Dublin has suffered much higher losses in value, with the crash cutting prices almost in half. In the rest of the country they are down by a third.
The fall of 47pc in the capital contrasts with a plunge of 35pc elsewhere. Sharp drops in prices were recorded in February and March. The fall of 1.7pc in each month was the highest since July 2009.
However, these decreases mainly reflect sales agreed last November when the €85bn IMF/EU bailout was agreed.
The fact that the country was being bailed out meant that the only property transactions being completed at that time were distressed sales, analysts said.
The CSO index shows that in the year to March, house prices fell by 12pc countrywide.
This compared with an annual rate of decline of 11pc in February and a fall of 15pc recorded in the 12 months to March 2010.
In Dublin, residential property prices fell by 1.8pc in March, and were 13pc lower than this time last year.
Apartment prices have collapsed by half since the peak in early 2007, Economists warned that prices could continue to fall for another two years.
A lack of bank lending and high unemployment meant it could be two years before there is a pick-up, Bloxham Stockbrokers economist Alan McQuaid said. He predicted falls of another 8pc this year.

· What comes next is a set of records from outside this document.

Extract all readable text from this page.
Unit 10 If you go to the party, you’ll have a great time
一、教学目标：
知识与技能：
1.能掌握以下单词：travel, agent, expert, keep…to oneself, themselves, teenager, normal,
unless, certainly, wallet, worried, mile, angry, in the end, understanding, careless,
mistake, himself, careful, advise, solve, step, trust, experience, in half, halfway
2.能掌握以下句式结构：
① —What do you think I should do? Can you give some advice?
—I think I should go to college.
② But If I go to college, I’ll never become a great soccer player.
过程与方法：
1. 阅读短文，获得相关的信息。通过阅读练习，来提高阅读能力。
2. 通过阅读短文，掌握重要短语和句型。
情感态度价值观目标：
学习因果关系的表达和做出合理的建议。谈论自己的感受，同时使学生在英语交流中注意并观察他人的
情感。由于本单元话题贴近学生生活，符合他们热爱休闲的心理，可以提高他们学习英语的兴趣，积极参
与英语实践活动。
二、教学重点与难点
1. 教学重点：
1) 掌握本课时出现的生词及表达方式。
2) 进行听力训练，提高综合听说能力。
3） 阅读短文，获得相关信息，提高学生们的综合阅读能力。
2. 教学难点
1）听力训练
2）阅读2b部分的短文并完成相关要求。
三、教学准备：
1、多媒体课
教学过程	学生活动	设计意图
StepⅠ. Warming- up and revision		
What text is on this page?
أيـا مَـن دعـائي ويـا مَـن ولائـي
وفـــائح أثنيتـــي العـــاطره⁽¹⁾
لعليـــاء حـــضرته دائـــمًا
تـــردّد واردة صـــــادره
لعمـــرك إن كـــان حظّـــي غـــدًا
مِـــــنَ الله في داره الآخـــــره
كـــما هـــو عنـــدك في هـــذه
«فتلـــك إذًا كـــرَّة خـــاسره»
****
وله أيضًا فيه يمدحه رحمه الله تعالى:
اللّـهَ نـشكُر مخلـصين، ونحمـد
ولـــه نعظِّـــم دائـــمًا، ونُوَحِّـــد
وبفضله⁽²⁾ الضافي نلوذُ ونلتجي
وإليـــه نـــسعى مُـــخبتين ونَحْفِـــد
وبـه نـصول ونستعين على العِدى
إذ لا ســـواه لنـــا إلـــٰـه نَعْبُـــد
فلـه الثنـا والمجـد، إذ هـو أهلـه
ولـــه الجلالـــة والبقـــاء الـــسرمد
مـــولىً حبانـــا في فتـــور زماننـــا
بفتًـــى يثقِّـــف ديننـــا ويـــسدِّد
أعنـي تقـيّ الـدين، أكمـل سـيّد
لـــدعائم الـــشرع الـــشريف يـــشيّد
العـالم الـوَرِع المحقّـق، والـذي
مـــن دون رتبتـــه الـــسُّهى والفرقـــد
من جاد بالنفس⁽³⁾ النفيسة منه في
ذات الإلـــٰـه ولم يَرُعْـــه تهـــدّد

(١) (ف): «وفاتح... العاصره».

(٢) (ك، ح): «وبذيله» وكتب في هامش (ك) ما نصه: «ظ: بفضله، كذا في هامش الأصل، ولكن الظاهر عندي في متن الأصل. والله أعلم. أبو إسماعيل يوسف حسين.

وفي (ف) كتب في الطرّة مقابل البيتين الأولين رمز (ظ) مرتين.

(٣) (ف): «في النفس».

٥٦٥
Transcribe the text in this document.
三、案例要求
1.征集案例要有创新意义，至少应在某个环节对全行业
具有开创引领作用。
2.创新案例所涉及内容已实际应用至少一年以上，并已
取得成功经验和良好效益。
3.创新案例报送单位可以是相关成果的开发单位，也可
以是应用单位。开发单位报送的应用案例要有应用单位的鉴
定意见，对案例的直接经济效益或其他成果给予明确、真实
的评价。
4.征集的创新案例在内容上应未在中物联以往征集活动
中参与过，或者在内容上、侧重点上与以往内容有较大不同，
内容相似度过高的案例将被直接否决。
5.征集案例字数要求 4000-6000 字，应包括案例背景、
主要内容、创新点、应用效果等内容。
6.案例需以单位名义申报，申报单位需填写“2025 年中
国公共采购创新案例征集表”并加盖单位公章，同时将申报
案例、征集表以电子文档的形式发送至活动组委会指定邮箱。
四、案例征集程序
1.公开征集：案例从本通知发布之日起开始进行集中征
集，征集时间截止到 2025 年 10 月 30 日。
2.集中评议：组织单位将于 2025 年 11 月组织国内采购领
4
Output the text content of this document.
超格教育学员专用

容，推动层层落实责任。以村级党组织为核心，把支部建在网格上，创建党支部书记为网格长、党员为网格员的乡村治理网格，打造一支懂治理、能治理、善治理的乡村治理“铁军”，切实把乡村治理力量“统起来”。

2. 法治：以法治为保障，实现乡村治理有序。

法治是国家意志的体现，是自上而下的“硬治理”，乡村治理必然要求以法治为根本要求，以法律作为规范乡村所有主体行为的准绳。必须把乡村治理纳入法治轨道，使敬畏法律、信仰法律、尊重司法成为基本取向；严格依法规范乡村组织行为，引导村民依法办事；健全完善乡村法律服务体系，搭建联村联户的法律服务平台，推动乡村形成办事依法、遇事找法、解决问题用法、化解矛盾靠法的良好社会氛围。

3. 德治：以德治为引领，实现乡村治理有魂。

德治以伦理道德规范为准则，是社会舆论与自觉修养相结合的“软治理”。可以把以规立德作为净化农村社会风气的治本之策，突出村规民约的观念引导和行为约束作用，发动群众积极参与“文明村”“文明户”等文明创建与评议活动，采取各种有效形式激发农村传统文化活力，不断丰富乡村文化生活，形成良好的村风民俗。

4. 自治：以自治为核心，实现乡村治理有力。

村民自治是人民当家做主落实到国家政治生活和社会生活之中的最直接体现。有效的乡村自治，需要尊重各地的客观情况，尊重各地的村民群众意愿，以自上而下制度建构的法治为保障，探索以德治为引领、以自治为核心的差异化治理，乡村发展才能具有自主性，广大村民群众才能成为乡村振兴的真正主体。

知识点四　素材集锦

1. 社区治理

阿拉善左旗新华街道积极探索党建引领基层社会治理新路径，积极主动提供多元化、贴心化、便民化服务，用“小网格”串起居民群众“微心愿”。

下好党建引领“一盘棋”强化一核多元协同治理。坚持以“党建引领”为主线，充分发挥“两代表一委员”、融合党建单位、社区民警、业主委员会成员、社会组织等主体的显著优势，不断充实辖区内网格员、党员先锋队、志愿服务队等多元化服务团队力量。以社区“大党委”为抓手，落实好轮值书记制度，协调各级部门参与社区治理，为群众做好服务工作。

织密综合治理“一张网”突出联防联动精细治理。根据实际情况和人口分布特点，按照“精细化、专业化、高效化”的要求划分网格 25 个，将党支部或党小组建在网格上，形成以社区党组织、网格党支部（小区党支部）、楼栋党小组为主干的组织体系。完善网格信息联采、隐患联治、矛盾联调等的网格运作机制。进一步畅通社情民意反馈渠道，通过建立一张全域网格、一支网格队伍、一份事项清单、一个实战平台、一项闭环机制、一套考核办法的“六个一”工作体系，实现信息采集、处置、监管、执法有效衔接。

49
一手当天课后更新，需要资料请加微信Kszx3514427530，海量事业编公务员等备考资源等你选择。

Economist Dermot O'Leary, of Goodbody Stockbrokers, said prices could plunge by up to 20pc outside Dublin. He said the price correction was almost complete in the capital.
Overall prices were likely to fall by between 55pc and 60pc before the market stabilised.
Mr O'Leary estimated that there were between 100,000 and 140,000 vacant homes .
The CSO defended its index, standing by its decision to only look at percentage declines, and not euro values.
It said actual euro prices were too unreliable.
The new monthly index has been criticised as it only covers prices for houses on which mortgages have been issued. Cash sales, which could account for up to four out of 10 sales, are excluded.
Yesterday, Permanent TSB and the Economic and Social Research Institute said they would no longer issue an index now that the CSO one is being published.